Déjà légèrement voûté, l’homme s’affaissa d’un coup. La cinquantaine, il avait les cheveux un peu longs, grisonnants, le front ridé de lignes horizontales profondes. Ses yeux gris verts étaient perdus dans le vide et rougis par les larmes, on le voyait, même derrière les verres qui se teintaient légèrement selon la luminosité. Pull et pantalon en velours côtelé noir, il était grand pour son âge et assez large de carrure, mais le dessus du dos légèrement voûté dégageait plus de lassitude que d’énergie.

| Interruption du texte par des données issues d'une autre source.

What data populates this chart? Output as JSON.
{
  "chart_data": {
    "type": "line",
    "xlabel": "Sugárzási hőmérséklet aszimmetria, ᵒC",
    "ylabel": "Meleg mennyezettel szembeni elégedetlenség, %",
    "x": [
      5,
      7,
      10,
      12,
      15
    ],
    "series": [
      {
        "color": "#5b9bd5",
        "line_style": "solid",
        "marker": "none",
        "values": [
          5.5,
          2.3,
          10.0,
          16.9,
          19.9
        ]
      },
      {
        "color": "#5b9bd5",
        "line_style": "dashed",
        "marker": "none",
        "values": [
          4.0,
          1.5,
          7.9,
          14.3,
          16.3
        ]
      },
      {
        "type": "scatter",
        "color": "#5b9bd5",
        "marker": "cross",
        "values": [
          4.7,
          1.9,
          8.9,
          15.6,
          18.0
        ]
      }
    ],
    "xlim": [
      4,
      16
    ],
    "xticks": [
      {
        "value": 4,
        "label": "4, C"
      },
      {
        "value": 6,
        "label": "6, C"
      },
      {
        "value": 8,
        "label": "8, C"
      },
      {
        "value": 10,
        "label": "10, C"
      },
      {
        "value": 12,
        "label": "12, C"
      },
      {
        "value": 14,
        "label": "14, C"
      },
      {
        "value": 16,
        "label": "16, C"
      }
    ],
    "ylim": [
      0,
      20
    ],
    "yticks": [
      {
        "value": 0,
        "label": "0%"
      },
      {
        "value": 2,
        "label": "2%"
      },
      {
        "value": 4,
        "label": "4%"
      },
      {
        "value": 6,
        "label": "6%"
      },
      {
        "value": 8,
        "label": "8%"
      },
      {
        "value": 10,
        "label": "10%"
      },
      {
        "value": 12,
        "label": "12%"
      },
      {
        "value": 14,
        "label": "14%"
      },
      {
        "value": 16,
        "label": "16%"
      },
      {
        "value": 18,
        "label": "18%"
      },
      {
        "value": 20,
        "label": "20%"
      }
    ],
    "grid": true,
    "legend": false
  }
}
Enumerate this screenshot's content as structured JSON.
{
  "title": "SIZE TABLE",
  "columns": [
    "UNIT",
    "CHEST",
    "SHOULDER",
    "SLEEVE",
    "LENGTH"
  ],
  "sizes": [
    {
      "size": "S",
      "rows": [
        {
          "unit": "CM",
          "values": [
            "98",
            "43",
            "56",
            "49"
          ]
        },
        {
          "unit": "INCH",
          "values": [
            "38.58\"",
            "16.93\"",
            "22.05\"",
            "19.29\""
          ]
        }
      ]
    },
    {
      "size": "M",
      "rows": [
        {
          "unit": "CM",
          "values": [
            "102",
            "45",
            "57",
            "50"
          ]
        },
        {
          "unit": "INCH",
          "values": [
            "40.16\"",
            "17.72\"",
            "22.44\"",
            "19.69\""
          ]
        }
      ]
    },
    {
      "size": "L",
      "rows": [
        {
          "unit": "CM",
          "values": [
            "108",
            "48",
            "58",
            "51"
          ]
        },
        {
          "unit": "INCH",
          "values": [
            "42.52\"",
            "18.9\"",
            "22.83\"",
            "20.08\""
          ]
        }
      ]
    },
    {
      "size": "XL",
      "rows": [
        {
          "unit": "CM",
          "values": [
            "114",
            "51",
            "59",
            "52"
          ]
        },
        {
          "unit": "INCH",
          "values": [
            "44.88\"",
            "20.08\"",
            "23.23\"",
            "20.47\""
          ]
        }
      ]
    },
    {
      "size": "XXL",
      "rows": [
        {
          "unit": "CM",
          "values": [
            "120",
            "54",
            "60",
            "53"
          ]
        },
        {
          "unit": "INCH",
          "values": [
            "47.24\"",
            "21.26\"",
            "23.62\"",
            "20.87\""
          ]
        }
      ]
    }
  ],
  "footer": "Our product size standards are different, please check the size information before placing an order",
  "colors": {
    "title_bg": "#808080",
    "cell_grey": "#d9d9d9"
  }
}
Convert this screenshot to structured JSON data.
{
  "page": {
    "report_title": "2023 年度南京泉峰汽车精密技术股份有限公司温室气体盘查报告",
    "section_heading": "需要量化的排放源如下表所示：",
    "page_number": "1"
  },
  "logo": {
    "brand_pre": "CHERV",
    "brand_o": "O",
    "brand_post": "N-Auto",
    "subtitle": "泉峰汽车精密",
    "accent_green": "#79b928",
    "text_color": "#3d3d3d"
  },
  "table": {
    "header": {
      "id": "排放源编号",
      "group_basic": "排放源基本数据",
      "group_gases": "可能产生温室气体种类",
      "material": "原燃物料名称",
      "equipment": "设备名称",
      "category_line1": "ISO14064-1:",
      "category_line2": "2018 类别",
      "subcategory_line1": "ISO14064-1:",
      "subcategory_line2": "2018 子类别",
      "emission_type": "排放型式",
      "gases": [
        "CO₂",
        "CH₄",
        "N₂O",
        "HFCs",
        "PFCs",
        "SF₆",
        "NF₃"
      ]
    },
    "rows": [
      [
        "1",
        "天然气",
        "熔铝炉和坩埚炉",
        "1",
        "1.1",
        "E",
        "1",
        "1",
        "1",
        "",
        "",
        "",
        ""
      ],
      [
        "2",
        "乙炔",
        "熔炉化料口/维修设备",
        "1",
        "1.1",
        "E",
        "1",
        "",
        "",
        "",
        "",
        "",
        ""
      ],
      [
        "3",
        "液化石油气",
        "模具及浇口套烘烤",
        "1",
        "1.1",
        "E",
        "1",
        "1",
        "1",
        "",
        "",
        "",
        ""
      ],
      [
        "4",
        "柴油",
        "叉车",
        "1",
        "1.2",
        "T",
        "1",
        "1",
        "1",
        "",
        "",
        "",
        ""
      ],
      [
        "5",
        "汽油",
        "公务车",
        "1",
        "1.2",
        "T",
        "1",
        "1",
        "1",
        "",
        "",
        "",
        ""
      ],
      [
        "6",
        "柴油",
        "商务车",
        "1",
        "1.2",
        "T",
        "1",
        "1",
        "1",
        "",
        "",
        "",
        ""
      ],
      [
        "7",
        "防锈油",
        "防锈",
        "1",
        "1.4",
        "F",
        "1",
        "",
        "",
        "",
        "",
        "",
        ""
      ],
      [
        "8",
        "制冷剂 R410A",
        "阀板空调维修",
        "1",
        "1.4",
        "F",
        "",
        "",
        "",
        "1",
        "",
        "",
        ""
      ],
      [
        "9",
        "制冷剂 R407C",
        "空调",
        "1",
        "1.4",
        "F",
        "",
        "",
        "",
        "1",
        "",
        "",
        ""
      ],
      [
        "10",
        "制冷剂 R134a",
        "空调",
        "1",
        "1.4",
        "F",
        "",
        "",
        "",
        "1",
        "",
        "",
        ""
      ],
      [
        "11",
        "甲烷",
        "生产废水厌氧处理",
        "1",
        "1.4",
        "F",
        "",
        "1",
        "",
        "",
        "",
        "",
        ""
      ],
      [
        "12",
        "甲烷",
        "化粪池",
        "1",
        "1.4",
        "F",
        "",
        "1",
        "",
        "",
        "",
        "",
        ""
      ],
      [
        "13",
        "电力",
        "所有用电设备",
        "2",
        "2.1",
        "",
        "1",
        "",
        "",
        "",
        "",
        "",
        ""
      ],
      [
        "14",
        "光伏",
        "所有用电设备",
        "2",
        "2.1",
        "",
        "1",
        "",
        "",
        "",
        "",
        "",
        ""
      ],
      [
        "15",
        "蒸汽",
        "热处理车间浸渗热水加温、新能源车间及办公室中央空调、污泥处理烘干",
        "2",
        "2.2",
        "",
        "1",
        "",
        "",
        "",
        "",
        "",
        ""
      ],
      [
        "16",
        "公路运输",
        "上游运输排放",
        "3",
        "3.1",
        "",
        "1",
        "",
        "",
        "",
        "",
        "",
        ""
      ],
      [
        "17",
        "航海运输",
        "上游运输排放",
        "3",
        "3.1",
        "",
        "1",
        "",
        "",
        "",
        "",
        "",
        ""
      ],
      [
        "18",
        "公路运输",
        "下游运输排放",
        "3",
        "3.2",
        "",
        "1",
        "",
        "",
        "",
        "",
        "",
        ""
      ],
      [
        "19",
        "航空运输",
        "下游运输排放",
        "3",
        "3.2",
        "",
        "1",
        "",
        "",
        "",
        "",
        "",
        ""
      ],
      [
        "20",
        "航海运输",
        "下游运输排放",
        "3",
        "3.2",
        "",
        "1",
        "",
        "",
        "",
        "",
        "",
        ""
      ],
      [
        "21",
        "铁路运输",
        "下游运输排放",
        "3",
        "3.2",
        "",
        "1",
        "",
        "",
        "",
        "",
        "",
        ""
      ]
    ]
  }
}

— Pour résumer l’état actuel des choses, votre fille est dans le coma et nous ne savons pas quand elle se réveillera. (Il prit un temps de pause.) Quand elle le fera, a priori, au vu du scanner, elle ne devrait pas avoir de séquelles mentales graves. (Il fit une autre pause.) Pour ce qui est de la moelle épinière, la compression au niveau de la vertèbre thoracique T7, si elle se résorbe bien dans les prochains jours, le risque de paralysie haute sera écarté. Mais en ce qui concerne la section partielle au niveau de la vertèbre lombaire L3, votre fille quand elle se réveillera, sera très probablement paraplégique. Je suis désolé. Il faut que vous soyez préparés à cette idée.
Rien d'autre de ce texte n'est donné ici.